A survey of HSBC Holdings PLC’s 237,000 staff has highlighted falling morale as employees brace themselves for job cuts in a strategy review due later this month.
At HSBC’s European arm, confidence in the direction of the bank dropped 21 points in the second half of last year compared with the first half, according to an internal document seen by Bloomberg News.
Only 38 percent of employees in Europe, which excludes the UK business and is expected to bear the brunt of the coming cuts, said they felt confident about the company’s future, while 28 percent were recorded saying they were seeing a “positive impact” from the bank’s strategy, a fall of 15 percentage points.
Photo: AFP
The findings reflect an unstable period at the bank, which ousted its former boss, John Flint, in August last year, before embarking on sweeping changes under interim CEO Noel Quinn.

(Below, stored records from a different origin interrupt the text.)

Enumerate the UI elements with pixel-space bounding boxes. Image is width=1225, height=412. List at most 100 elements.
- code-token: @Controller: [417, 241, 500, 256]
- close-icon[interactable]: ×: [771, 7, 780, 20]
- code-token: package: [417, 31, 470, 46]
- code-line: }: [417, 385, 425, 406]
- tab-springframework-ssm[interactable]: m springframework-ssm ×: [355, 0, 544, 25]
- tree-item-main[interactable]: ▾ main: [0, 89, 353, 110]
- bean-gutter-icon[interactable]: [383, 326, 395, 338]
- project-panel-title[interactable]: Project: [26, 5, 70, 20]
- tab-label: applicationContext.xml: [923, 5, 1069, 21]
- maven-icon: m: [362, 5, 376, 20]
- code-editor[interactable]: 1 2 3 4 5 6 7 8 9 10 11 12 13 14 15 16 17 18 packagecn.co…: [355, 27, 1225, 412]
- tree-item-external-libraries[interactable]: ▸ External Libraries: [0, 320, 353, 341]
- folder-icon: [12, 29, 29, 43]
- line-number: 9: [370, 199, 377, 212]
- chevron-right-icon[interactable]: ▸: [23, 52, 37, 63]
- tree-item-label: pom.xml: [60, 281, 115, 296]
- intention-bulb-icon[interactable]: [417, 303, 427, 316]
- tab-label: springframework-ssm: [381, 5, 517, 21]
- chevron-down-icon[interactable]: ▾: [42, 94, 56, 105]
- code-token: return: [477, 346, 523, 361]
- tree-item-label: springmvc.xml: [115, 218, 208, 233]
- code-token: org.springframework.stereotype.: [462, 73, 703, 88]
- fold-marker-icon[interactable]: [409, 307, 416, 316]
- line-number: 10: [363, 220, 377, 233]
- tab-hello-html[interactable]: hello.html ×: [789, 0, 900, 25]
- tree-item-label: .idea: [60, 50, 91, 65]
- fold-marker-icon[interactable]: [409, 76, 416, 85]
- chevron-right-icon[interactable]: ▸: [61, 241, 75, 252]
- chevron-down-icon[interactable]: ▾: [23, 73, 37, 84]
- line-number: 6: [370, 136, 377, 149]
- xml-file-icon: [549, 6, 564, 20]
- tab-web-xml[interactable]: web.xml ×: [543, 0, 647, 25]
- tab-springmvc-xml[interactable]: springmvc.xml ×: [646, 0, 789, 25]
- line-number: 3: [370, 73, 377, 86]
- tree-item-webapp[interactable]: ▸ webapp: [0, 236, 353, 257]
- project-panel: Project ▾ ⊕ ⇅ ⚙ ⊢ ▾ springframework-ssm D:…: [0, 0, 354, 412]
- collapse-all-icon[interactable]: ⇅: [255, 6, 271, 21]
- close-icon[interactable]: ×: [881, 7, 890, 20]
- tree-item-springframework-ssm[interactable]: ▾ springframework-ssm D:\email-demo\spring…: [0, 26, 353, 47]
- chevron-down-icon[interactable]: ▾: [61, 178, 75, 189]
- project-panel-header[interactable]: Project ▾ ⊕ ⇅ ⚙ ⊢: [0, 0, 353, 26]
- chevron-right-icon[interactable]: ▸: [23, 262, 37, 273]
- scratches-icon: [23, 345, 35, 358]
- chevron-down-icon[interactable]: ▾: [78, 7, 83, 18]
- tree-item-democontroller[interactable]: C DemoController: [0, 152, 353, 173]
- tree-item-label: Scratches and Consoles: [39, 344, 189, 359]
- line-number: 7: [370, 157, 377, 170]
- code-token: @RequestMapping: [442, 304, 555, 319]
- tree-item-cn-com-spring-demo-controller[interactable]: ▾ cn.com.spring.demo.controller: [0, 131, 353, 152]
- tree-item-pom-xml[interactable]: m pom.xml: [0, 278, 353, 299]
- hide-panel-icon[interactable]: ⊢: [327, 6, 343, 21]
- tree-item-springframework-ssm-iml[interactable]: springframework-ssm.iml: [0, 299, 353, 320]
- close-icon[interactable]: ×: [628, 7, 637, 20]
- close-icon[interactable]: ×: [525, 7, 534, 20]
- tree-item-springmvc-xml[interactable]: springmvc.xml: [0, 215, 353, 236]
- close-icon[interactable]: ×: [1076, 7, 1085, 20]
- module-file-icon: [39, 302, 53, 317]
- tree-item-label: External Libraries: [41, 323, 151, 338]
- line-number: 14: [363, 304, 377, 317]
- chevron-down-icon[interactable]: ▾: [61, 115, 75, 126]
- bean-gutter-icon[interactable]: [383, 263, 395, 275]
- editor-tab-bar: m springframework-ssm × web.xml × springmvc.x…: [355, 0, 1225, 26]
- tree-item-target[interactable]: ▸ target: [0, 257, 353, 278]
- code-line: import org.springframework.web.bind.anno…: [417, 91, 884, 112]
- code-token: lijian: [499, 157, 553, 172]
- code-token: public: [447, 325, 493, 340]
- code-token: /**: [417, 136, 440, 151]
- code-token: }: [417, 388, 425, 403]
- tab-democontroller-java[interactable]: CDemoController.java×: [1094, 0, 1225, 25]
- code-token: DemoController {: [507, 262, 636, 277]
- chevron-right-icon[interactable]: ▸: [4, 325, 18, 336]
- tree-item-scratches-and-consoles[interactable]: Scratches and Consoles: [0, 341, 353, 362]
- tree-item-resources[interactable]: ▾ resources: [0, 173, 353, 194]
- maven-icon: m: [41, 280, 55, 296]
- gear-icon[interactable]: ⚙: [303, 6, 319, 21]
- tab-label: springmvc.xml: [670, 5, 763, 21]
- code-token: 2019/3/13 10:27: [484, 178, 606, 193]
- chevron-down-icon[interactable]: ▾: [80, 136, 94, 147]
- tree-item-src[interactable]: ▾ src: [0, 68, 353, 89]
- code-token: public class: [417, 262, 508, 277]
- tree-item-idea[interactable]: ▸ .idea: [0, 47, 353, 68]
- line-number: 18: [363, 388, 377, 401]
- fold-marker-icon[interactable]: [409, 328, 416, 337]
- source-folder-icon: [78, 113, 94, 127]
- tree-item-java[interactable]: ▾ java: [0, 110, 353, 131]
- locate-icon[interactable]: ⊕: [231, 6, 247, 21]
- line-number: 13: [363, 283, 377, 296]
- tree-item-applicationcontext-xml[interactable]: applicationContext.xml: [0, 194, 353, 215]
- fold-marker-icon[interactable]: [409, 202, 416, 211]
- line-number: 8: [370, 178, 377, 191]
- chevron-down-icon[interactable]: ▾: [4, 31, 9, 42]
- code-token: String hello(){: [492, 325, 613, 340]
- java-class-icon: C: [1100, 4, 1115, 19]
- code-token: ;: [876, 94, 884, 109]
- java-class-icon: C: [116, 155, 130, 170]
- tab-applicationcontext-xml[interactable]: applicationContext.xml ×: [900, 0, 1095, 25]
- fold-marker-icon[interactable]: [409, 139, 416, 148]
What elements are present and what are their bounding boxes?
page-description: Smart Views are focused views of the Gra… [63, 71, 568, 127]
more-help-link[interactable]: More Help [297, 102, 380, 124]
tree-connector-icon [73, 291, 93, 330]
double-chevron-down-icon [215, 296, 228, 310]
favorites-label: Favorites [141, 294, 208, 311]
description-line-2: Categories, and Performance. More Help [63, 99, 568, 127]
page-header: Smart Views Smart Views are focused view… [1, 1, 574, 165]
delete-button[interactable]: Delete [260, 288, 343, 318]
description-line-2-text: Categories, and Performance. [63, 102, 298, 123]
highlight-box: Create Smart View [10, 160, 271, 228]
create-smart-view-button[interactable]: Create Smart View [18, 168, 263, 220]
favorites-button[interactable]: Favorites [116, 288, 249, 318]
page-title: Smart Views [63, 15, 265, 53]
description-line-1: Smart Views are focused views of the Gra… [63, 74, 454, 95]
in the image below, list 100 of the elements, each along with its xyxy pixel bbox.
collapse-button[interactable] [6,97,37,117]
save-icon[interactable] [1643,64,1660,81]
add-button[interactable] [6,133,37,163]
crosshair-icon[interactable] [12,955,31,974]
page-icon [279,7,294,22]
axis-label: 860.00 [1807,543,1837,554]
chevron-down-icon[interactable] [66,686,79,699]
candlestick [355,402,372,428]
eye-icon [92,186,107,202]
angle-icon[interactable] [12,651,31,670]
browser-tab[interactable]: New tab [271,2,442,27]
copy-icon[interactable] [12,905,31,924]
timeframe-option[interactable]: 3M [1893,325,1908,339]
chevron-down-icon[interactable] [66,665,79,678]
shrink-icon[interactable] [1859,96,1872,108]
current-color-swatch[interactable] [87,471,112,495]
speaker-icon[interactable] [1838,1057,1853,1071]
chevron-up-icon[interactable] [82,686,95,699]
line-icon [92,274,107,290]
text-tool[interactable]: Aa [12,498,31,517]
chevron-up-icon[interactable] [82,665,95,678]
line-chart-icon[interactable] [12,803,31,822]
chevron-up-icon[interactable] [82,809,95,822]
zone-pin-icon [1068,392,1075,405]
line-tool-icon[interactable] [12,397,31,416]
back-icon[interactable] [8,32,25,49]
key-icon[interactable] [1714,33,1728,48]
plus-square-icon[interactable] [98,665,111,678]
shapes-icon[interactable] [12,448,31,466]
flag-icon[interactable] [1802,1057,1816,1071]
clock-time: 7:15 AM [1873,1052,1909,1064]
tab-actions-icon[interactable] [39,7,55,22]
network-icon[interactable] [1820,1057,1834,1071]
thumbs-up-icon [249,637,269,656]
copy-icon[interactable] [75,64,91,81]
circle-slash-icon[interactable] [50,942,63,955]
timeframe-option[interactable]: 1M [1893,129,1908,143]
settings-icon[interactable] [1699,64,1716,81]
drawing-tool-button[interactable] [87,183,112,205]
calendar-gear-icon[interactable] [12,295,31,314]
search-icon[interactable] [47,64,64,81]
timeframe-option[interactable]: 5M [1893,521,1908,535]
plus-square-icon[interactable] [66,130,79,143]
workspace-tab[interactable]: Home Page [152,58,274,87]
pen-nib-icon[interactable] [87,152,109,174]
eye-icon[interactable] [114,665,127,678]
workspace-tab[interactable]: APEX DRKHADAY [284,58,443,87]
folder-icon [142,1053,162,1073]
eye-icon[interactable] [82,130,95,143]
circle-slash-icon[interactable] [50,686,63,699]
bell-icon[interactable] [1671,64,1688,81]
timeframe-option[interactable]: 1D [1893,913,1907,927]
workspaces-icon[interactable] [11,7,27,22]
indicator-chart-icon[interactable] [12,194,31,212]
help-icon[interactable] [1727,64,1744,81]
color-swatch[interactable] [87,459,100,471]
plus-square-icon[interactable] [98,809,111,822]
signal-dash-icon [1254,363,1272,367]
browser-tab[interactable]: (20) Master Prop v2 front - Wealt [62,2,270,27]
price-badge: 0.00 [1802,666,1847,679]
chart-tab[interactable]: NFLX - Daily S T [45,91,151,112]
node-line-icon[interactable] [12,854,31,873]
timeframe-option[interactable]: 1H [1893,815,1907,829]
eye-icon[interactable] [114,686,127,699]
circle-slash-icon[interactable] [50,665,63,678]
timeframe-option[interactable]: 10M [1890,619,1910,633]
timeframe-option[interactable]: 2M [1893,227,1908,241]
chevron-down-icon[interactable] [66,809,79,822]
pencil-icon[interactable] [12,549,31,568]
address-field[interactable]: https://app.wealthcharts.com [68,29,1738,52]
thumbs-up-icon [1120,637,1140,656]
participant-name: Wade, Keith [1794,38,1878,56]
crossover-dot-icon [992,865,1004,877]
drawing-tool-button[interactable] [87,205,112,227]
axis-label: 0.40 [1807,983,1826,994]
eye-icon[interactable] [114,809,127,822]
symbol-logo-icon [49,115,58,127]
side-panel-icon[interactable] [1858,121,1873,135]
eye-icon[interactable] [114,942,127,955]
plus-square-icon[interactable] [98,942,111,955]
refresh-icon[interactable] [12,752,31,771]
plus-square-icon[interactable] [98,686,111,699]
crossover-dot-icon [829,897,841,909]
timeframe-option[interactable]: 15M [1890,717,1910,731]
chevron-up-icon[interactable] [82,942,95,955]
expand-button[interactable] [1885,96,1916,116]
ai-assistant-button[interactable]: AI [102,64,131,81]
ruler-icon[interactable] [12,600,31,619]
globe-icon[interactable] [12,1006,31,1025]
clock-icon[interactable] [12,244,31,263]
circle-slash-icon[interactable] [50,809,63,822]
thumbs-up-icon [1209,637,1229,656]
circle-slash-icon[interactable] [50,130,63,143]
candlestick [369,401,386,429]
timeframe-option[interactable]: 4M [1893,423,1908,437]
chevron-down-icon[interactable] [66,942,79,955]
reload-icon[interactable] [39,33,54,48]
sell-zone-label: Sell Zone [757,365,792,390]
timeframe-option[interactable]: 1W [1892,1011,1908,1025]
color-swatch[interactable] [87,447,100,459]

Global turbulence from a novel coronavirus and democracy protests in Hong Kong, where HSBC makes about a third of its revenue, have added to the uncertainty ahead of a strategic review expected alongside results on Tuesday next week.
“Confidence in the future has dropped everywhere except in some Latam [Latin American] markets,” the bank said in documents seen by Bloomberg.
Across HSBC, there was an 8 percentage point drop in confidence to 66 percent. On the upside, 63 percent of staff agreed that “leadership is genuinely receptive to being challenged,” a rise of 3 points.
“The increase in neutral sentiment suggests a ‘wait-and-see’ approach to HSBC’s strategy. This underscores the need for clear and consistent messaging to support forthcoming strategy updates,” the internal report stated.
The poll will make sober reading for HSBC’s directors. More than 100,000 employees took part in the survey, including in businesses and countries that are expected to face cuts.
In France, where HSBC is already trying to sell its retail bank, less than half the employees said they were confident about the bank’s future.
HSBC wrote to its employees on Monday last week in an attempt to calm fears, saying that they would be given full details of the plans later this month and warning of “speculation in the media” as to the nature of the coming announcement.
“While we appreciate that this can be unsettling, we cannot and do not comment on media speculation,” the bank told staff.
A spokeswoman for HSBC declined to comment for this article.